Hi,
I thought I'd update this blog with some actual AltSci Cell information. It's been over a month since my last post. But actually, I've only gotten a few days of work done on AltSci Cell, so it hasn't been very long.
Greetings,
You may be wondering why I am updating this site more regularly than other sites, such as Javantea's Fate. JF is no longer in production (it's been put aside for two projects that are more interesting to me). Since this is the second and thus most interesting applicable site, it is where I post my blog. It's a developer blog, similar to Making of Javantea's Fate. I stopped posting blogs at #378, posted on 2006-03-07. How far will this blog go? Hopefully I'll move onto another project before Spring, but I'll probably post a note or two here just for kicks (in the same sense that I plan to post blogs on JF now).
Greetings,
As of today, this site is totally upgraded. The features that it supports are:
- database backend for rapid updating
- membership
- file upload
- comments
- blog-style articles tab
- this blog
If you're just looking for my latest blog, find the yellow Articles tab, click the Blog with the latest date, and you'll probably find a link to my latest work. What is AltSci Cell about? If you got here through the domain cell-game.com, you probably know that I am writing a video game called Cell. This website will show pictures of it until it's completion, at which point it will have downloads available and it will allow you to purchase the game.

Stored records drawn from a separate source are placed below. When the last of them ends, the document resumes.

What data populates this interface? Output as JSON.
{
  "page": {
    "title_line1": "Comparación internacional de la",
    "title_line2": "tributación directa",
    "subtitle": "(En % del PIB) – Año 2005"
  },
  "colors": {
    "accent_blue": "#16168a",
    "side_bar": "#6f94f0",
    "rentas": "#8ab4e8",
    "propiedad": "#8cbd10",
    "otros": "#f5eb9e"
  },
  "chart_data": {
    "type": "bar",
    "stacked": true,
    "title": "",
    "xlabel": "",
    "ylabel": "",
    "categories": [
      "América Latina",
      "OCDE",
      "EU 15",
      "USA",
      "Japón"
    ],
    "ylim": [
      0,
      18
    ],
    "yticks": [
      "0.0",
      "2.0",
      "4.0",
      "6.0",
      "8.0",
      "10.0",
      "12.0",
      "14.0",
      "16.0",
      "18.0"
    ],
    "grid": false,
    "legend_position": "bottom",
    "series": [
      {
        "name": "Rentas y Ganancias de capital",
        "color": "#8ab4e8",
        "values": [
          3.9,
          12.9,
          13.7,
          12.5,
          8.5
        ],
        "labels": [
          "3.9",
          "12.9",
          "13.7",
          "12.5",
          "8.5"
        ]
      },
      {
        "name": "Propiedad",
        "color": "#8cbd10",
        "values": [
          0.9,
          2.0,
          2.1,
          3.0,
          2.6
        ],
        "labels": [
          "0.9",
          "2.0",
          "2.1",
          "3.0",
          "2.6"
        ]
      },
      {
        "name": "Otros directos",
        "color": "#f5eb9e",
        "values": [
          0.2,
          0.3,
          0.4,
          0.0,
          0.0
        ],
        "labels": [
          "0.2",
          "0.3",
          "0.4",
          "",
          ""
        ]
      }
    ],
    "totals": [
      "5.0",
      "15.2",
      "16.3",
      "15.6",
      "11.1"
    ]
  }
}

What type of game will Cell be? Cell is a game about the technology of communication and how we use it to define our reality. Even before I owned a cell phone, I wanted to write a satire on the high cost of cell phones. Now that I have a cell phone myself that costs $80-100 per month (don't ask me how), the satire hits home. While satire is still a motivation for Cell, it's not the main motivation. Now that I understand the idea of cell phones, I am much better equipped to ask and perhaps to answer the question "Why do we really need a cell phone?" Don't expect me to lecture you on your bill.
More specifically, Cell will have a semi-traditional gameplay based on the love sim genre with a bit of American style mystery and plenty of philosophy. I'm going to try my best to script as little as possible in AltSci Cell (opposed to Hack Mars, which will have over hundred scripted sequences) so that the player is the engine through which the plot is explained. People seem to like controlling their own destiny and video games give them a very weird (read: unique) way to express it.